Here’s How Aaron Rodgers Landed A Role On ‘Game Of Thrones’
(This post contains spoilers for Sunday night’s episode of Game of Thrones, “The Bells.”)
Aaron Rodgers got to do something that most Game of Thrones fans only dream about: He made a cameo appearance in Sunday night’s episode.
Rodgers appeared briefly on the episode during the assault on King’s Landing. The Green Bay Packers quarterback posted a picture of himself in costume on his Instagram Sunday night.
“I was helping a woman, who was injured… then the hell with her I’m getting out of there,” Rodgers was quoted as saying in footage posted to Twitter by Lily Zhao, a TV reporter in Green Bay.
Rodgers has been a vocal Game of Thrones fan for years, and the cameo hadn’t been a surprise. Speaking at the Kentucky Derby last week, an interviewer asked Rodgers if he was planning on doing any acting, and the quarterback said simply “Episode 5, Game of Thrones” before walking away, per a tweet by reporter Sam Alex.
Per Deadspin, many believed that Rodgers could be found in a scene among a group of archers, but it was not in fact Rodgers.
Rodgers had also used the hashtag #episode5shouldbegood in a tweet about Game of Thrones in April. And as far back as early last year, Rodgers said on Dan Patrick’s show, via a YouTube video, that he could “neither confirm nor deny” that he’d be appearing on Game of Thrones in the final season.
Rodgers hasn’t told the full story of how he came to be cast on Game of Thrones, although he has done work for the show before.
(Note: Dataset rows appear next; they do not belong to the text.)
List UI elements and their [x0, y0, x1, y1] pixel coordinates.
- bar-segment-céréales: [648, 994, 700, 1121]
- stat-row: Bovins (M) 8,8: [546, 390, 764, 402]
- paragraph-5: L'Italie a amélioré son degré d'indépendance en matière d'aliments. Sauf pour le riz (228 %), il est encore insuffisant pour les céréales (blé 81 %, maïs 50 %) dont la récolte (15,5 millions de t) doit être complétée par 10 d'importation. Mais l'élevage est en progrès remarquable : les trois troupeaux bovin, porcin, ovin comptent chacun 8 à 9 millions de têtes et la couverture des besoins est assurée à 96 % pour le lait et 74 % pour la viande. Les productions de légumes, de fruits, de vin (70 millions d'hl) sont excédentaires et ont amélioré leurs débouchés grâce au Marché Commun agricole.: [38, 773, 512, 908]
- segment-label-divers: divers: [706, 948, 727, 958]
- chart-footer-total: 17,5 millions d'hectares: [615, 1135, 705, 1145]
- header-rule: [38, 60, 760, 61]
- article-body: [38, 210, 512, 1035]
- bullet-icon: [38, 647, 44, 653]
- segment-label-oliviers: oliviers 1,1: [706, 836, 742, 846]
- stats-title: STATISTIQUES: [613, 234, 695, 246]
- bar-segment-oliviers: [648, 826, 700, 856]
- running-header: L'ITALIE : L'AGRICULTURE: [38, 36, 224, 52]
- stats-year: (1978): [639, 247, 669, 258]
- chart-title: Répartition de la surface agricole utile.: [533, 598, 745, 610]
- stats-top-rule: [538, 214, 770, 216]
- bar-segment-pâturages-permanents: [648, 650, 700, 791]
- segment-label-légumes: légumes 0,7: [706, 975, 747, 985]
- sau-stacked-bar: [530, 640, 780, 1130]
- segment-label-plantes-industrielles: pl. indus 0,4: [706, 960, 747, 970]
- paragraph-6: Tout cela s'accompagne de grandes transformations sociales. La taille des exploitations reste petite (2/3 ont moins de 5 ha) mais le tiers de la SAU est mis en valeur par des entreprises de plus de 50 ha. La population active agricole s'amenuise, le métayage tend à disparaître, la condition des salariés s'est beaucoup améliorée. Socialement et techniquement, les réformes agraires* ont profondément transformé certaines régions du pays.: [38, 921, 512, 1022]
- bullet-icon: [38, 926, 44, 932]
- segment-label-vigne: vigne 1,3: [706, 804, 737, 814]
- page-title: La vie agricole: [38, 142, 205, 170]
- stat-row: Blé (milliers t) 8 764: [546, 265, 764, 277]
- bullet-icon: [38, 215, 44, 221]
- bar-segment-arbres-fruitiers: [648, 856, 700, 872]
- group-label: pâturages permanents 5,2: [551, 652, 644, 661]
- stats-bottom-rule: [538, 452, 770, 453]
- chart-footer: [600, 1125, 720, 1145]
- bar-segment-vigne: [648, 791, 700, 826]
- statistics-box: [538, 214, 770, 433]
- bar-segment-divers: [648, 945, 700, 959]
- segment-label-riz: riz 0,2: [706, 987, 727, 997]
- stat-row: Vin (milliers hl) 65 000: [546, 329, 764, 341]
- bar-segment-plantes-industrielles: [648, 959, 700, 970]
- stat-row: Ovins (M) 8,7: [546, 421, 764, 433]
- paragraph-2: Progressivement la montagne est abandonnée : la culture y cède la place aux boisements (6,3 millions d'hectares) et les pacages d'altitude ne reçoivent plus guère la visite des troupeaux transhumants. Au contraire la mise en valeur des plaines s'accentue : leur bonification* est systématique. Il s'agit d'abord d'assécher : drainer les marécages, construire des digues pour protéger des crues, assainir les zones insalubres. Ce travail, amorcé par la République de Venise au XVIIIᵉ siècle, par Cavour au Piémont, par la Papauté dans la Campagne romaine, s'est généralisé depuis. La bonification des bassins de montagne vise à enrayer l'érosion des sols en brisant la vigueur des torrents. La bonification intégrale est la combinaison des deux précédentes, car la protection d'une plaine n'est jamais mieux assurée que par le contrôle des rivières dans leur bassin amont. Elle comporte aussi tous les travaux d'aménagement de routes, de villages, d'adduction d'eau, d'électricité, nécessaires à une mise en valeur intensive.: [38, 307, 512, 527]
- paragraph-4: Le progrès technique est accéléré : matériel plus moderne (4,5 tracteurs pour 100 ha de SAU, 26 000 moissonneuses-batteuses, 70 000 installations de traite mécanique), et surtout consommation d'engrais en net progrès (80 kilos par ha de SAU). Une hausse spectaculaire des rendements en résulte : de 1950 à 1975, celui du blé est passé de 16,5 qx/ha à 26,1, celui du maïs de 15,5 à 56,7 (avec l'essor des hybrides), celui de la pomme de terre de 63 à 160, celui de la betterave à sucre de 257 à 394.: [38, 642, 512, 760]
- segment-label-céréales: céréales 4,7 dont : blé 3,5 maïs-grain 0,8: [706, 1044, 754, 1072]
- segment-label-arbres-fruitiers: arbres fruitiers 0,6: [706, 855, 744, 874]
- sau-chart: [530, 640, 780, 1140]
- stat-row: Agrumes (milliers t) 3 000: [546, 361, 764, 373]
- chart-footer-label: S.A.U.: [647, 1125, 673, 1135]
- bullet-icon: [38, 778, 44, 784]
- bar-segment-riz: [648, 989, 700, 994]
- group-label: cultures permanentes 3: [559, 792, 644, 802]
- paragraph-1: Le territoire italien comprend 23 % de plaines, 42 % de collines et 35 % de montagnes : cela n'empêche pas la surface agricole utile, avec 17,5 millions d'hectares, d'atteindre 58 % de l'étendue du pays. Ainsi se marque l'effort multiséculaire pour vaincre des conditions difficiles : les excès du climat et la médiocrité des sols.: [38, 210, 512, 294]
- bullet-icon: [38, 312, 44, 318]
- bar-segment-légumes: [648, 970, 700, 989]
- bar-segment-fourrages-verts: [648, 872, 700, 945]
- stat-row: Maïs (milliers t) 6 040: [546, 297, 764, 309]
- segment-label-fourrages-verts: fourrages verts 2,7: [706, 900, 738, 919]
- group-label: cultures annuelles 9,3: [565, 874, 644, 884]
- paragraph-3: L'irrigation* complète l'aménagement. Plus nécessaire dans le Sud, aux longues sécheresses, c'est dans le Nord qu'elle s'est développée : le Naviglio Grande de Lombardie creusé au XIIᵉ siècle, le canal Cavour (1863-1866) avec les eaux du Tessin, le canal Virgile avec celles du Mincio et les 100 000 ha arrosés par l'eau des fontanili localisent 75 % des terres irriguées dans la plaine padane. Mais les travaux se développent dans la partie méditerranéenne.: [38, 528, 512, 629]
In late 2018, he did a Twitter promo that was filmed at the Packers stadium in which he sat on the Iron Throne and referred to himself as “Lord Aaron Rodgers of Greenwater Bay, the True King in the North.”
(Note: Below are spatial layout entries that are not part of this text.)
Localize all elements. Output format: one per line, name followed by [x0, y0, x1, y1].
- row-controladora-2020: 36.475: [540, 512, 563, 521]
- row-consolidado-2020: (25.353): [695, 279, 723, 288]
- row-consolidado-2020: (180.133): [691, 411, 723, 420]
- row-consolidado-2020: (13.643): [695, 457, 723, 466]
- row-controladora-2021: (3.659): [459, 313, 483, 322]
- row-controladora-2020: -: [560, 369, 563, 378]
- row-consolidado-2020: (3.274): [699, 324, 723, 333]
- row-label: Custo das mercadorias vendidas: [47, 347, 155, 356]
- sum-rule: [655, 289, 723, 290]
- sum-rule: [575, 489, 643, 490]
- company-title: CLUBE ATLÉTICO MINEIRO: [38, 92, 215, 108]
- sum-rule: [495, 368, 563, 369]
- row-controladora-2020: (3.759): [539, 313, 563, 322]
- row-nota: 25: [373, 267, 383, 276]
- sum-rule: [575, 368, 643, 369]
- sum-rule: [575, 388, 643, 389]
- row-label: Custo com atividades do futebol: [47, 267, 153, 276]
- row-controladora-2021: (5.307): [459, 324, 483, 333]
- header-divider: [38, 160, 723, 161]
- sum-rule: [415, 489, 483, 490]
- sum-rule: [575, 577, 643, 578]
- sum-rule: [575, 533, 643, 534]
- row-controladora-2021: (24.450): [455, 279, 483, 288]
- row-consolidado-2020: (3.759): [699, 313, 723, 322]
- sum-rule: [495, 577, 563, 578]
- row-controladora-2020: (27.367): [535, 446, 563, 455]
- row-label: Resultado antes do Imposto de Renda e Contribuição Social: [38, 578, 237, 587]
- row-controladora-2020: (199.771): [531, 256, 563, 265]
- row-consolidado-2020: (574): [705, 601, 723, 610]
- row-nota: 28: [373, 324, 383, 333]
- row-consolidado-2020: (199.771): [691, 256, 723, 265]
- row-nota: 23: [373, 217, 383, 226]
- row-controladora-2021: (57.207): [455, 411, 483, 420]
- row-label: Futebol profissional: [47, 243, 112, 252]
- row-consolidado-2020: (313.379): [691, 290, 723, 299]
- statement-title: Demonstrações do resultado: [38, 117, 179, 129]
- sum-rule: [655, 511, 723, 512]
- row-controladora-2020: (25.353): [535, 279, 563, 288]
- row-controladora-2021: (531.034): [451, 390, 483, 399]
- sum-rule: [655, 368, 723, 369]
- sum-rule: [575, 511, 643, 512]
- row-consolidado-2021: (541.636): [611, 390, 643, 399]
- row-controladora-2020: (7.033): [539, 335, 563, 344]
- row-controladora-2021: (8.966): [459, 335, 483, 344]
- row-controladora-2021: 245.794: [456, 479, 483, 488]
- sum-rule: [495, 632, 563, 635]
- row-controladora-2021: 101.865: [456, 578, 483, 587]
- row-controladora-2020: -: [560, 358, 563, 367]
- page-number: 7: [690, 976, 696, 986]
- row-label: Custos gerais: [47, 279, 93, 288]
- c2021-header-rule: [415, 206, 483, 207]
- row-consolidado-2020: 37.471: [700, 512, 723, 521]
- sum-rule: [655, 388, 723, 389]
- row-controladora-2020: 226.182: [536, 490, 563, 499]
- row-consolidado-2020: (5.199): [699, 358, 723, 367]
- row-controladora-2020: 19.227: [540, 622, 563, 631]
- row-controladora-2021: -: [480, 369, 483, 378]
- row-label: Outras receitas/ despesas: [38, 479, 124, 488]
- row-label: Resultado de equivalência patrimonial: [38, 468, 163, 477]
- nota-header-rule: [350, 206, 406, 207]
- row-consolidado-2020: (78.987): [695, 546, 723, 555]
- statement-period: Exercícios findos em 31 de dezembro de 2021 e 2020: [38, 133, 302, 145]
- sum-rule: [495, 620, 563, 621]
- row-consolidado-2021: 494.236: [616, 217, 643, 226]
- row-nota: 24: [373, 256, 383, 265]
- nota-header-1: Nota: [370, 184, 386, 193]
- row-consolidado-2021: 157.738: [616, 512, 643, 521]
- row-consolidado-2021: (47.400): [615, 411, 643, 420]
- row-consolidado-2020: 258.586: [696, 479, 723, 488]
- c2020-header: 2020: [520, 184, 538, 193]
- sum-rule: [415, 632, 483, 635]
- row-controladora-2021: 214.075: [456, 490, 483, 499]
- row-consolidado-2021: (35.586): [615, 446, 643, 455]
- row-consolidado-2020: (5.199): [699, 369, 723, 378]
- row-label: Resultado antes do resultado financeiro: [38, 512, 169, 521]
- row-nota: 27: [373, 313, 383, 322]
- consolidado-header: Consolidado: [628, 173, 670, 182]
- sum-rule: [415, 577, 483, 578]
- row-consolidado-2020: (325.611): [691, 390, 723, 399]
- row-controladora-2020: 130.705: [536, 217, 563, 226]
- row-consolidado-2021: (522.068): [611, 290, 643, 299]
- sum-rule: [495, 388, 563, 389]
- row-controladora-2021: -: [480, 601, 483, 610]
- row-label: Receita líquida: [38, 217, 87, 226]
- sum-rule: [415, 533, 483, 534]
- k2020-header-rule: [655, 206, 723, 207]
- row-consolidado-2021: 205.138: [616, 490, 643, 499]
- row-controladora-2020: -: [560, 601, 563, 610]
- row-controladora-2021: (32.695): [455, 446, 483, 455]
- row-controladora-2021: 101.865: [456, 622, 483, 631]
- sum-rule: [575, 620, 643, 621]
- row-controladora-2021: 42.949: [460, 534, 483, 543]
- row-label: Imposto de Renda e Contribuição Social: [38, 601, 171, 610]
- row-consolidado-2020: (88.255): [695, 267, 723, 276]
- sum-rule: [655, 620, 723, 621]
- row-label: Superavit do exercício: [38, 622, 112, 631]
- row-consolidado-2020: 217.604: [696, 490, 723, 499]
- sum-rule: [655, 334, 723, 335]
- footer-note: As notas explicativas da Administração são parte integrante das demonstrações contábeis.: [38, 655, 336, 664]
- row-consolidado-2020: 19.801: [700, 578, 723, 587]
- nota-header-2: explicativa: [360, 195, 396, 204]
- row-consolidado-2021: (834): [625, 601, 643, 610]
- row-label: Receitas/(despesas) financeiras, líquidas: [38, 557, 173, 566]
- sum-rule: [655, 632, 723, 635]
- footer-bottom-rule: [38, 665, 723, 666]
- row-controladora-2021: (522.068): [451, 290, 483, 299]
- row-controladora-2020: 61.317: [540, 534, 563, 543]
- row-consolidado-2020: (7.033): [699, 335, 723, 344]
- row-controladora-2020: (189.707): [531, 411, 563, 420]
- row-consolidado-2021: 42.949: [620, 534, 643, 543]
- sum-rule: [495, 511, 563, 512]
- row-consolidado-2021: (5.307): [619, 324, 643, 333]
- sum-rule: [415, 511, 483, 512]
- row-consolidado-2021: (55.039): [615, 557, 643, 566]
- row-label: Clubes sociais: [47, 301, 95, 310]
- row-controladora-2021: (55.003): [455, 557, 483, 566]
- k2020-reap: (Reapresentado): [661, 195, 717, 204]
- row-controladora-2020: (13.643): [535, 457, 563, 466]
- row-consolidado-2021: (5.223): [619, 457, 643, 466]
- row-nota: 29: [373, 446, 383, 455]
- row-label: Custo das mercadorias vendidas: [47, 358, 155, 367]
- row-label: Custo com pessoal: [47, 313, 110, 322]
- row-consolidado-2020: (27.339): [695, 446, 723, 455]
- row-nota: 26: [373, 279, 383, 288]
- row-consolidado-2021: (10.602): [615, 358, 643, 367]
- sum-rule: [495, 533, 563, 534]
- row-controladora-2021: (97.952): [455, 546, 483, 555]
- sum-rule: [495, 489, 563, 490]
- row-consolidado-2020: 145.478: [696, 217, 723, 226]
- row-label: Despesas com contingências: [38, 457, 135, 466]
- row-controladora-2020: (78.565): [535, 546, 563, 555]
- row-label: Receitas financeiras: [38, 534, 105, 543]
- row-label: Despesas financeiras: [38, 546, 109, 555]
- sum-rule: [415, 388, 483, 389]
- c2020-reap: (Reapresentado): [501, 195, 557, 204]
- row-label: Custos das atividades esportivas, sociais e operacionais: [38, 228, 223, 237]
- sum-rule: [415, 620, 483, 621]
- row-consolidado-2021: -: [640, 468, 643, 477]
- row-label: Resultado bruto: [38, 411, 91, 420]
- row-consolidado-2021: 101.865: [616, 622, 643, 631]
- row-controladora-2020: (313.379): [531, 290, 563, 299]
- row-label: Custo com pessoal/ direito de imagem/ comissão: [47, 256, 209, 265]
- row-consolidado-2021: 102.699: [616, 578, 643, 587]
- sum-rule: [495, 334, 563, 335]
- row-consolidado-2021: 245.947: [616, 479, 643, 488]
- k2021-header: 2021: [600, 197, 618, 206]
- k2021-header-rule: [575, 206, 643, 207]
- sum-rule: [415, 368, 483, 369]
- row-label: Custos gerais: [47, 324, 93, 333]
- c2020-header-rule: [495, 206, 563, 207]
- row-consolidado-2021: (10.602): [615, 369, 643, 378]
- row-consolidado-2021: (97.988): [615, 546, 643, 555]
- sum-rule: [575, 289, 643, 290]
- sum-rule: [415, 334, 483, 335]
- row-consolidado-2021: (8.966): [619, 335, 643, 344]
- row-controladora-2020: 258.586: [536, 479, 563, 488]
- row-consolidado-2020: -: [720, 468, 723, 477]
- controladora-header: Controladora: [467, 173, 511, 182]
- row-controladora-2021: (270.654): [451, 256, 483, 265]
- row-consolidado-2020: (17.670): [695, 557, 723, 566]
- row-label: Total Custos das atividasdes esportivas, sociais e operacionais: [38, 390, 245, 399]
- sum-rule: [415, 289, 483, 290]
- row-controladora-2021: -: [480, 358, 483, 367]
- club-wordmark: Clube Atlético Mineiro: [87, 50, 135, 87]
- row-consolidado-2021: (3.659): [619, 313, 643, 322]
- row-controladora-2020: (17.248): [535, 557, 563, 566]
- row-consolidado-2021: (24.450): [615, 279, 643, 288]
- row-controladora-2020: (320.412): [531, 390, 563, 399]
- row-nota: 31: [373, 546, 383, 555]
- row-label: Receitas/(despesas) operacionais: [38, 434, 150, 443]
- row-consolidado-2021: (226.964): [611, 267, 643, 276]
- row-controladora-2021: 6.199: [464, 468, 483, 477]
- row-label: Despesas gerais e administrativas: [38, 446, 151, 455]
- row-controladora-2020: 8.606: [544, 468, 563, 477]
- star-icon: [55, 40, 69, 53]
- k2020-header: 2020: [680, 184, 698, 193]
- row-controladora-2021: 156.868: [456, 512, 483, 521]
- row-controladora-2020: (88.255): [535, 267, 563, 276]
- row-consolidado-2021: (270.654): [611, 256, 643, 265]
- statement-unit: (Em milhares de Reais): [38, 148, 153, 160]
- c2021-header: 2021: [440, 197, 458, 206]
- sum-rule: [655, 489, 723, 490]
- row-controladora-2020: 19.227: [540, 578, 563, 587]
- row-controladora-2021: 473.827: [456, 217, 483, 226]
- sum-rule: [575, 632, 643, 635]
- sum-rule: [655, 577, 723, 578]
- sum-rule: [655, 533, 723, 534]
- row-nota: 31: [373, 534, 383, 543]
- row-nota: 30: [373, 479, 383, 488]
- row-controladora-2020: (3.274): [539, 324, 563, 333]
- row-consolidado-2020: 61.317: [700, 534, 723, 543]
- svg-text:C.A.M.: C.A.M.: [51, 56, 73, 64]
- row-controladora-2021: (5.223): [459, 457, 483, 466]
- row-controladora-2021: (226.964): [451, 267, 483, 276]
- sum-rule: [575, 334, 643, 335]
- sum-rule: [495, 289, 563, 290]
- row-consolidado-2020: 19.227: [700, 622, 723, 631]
When another famous person, singer Ed Sheeran, cameoed briefly on the show last season, co-creator David Benioff said in a featurette via YouTube that they approached Sheeran, knowing he was a fan of the show and that “Maisie Williams was obsessed with him.”
The quarterback, per ESPN, said last month that he had “a bit of inside information about who is alive in one of the episodes.” And in 2017, Rodgers shared his Game of Thrones theories with The Ringer, one of which has been proven at least two-thirds right with Jon Snow, Daenerys Targaryen, and Tyrion Lannister being related to each other.